The lodev tutorial computes the perpendicular distance with a "shortcut" instead of using the cosine, which is fine - but once you add floor textures, ceiling textures, and fog, you will need the full distance and the cosine anyways, so you're better off doing it the ordinary way.
The permadi tutorial has a working and correct explanation of variable height floors and ceilings, but it is all implemented using similar triangles between the camera space and a sort-of pixel-space where the viewer is looking at the screen. Thus, early on, it computes a distance from the viewer to the projection plane in pixels, instead of using a unit vector and transforming everything to screen coordinates later.

If I get around to it, I'd like to write a new raycasting tutorial that incorporates all the things I think are missing from these two.

Some thoughts on ray casting

A good approach to thinking about raycasting is to consider it a half raytracing half rasterization process.

When ray tracing (and you are just using textured voxels, not doing lighting, etc), you do not need do any rasterization or coordinate transforms. You cast rays through the projection plane and then color the corresponding pixel based on what it hits.

When doing full rasterization, you transform all of the vertices of objects into camera space and get a perspective projection of them to render.

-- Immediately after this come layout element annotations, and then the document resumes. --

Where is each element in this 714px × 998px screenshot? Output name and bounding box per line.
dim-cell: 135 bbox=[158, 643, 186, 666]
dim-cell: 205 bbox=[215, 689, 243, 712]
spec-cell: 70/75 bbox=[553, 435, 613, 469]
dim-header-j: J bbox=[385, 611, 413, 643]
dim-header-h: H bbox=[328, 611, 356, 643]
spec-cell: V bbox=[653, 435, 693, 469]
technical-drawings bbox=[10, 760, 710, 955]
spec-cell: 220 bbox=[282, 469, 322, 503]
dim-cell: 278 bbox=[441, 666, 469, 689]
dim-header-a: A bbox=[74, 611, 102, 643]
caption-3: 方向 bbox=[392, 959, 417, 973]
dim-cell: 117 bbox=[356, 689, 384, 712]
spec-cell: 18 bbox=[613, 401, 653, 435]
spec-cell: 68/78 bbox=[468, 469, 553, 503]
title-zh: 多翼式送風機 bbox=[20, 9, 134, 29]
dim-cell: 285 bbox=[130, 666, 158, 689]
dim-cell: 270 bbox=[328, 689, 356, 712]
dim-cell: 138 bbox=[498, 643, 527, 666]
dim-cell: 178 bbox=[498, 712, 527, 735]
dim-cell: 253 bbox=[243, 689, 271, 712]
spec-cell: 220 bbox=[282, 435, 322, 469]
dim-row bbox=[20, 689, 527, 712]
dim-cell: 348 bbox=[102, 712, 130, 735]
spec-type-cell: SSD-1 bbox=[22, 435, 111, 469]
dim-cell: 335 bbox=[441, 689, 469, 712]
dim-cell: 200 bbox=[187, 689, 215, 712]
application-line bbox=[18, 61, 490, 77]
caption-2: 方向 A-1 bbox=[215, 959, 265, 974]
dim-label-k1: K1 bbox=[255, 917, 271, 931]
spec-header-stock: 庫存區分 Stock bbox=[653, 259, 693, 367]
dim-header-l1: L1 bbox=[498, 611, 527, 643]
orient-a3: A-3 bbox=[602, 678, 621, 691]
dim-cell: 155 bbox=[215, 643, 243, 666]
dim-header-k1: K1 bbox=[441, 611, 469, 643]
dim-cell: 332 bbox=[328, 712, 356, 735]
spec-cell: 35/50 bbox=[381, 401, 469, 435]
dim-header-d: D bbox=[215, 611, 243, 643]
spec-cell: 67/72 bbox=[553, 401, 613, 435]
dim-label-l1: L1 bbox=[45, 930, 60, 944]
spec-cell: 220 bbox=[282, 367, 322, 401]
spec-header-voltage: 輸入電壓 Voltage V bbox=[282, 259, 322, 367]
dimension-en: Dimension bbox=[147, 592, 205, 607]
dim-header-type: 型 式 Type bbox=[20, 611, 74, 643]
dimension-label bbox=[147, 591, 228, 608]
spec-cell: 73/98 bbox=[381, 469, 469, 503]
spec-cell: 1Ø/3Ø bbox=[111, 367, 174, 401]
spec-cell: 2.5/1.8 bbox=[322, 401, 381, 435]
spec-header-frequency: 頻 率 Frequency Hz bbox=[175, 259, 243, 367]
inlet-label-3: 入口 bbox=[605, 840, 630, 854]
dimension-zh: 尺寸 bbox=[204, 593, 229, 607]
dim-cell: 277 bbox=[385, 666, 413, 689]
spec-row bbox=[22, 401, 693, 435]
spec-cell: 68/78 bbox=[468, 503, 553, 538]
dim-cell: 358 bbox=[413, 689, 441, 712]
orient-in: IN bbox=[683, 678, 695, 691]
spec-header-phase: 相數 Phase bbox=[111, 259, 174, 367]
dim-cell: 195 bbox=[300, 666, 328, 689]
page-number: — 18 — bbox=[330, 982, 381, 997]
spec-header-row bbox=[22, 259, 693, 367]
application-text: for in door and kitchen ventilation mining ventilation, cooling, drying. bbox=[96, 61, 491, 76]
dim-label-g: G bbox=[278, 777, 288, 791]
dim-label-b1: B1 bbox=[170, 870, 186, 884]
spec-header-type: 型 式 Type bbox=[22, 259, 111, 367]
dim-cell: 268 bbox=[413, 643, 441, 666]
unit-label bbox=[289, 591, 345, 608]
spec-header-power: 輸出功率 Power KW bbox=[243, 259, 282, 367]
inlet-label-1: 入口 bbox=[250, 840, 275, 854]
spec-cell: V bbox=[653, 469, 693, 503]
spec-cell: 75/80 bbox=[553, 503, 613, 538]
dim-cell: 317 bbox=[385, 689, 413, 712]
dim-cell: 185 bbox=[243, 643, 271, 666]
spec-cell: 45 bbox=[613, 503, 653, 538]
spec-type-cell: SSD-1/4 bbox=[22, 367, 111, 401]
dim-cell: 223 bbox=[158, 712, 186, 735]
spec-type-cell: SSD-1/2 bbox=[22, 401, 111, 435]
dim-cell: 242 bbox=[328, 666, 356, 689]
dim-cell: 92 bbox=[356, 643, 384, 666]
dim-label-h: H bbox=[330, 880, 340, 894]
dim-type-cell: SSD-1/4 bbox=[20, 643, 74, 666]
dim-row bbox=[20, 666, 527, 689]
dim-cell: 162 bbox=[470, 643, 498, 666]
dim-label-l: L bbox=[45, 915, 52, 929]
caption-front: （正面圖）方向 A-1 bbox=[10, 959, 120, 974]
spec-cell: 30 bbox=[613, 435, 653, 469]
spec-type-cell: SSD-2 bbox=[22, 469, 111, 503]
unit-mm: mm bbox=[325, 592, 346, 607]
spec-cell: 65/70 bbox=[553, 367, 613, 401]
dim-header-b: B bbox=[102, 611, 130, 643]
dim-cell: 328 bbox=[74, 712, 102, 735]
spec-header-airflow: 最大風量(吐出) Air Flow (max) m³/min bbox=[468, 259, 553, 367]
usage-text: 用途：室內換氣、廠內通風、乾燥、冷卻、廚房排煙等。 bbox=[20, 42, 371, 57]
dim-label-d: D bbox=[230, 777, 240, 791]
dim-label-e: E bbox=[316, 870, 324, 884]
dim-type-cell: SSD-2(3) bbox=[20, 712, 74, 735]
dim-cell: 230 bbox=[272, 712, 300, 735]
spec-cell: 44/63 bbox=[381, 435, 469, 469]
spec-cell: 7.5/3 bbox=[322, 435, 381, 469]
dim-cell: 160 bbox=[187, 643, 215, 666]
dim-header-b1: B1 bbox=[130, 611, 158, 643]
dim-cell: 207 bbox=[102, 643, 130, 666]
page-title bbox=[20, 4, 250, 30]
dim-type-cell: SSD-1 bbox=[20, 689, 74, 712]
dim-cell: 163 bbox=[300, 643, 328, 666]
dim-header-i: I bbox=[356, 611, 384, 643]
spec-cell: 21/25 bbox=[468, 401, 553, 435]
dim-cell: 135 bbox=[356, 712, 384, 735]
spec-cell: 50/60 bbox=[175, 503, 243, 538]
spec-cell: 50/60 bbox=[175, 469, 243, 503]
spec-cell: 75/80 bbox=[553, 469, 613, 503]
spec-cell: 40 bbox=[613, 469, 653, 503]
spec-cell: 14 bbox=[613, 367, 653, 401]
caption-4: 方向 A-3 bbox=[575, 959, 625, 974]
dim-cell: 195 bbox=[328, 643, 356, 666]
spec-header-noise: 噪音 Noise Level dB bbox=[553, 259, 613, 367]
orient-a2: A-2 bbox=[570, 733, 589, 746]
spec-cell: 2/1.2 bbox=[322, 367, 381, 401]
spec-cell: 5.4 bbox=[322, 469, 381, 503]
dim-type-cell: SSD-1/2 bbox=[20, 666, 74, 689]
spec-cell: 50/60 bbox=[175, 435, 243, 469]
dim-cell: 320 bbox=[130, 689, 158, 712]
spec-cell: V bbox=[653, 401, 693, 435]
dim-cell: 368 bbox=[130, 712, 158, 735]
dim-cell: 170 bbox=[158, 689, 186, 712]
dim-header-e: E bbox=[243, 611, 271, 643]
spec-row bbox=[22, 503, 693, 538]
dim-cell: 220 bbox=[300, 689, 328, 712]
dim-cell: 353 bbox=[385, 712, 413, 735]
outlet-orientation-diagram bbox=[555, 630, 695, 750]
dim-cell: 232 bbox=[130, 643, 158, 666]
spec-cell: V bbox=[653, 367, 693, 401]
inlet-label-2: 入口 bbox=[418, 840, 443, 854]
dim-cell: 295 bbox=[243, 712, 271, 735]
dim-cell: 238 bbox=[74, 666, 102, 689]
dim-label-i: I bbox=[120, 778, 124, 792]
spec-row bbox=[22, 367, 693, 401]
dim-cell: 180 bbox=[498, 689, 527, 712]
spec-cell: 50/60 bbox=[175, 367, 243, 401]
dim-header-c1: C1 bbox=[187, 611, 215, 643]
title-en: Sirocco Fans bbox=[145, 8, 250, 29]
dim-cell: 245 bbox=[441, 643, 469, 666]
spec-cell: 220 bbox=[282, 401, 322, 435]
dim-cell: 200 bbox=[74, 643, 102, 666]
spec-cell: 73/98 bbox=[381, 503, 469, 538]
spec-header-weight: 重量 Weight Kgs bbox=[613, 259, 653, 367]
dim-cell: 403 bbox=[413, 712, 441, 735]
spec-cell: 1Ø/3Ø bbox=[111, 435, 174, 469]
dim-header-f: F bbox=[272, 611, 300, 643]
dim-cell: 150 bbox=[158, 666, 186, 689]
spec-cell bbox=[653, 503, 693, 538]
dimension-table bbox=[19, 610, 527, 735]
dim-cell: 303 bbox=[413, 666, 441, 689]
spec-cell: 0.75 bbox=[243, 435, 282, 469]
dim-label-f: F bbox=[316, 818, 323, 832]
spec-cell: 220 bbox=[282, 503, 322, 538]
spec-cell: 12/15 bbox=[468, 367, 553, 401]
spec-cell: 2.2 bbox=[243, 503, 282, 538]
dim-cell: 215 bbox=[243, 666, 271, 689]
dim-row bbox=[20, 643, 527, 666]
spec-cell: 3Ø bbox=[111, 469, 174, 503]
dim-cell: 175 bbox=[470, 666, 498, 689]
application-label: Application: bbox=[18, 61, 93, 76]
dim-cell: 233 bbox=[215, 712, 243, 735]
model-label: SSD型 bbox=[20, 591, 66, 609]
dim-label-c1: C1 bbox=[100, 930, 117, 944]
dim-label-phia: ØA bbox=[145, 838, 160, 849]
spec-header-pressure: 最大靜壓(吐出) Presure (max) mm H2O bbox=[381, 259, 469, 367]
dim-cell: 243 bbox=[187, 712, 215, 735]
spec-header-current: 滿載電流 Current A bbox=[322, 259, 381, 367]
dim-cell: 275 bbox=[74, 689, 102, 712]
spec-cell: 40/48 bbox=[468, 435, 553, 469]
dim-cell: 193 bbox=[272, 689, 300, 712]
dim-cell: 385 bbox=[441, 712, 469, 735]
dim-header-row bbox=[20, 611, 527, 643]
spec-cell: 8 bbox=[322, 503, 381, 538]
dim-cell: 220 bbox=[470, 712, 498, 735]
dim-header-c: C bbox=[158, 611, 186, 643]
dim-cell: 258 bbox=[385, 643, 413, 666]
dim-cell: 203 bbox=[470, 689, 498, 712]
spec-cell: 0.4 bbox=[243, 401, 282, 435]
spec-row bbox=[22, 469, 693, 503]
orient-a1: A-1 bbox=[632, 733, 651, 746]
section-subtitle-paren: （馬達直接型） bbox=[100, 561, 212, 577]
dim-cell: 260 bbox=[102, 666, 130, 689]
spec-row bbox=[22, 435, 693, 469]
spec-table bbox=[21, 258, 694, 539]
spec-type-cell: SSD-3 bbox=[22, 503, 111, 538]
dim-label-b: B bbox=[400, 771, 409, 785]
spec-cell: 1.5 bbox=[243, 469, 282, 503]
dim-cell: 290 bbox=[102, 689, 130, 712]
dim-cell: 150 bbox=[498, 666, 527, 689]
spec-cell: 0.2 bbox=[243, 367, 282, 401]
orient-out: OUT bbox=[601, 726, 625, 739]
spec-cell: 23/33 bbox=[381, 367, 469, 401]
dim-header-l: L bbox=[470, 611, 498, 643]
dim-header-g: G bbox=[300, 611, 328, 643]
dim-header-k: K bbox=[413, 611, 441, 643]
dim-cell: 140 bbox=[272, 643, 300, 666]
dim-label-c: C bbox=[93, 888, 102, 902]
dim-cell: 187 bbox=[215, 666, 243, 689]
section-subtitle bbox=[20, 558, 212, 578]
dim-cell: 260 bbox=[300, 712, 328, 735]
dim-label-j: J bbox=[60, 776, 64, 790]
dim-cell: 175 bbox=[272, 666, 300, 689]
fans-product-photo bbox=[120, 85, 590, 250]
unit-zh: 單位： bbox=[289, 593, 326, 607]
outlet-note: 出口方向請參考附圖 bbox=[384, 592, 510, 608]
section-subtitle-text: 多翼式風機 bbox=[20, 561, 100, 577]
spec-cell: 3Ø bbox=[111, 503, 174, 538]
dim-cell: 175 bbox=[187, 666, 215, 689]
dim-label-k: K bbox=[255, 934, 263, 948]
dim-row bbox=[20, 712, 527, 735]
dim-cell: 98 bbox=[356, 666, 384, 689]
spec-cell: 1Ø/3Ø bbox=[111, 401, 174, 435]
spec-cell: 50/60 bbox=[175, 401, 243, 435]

In raycasting you do a little of both of these things. The X/Y plane of the world and the X column of the screen/projection are handled by the ray. The ray searches for anything of interest, and when hit, the distance from the ray and height information about what was hit are used to rasterize part of a column. So when you draw wall and floor textures in a column, it is best to reason about this using coordinate transforms and projection, only from two dimensions to one (height + distance to screen y) instead of three to two (x, y, z to screen x, y).

What next

The next task, before adding more graphics features like sprites and basic lighting, is to get a map editor and the ability to edit the map "in-game". It will be hard to test later features with this arbitrarily generated mess of a map that is currently used. (Like, for instance, right now, the floor and ceiling heights are set by testing bit masks on the tile coordinates, there is no stored height info per tile yet).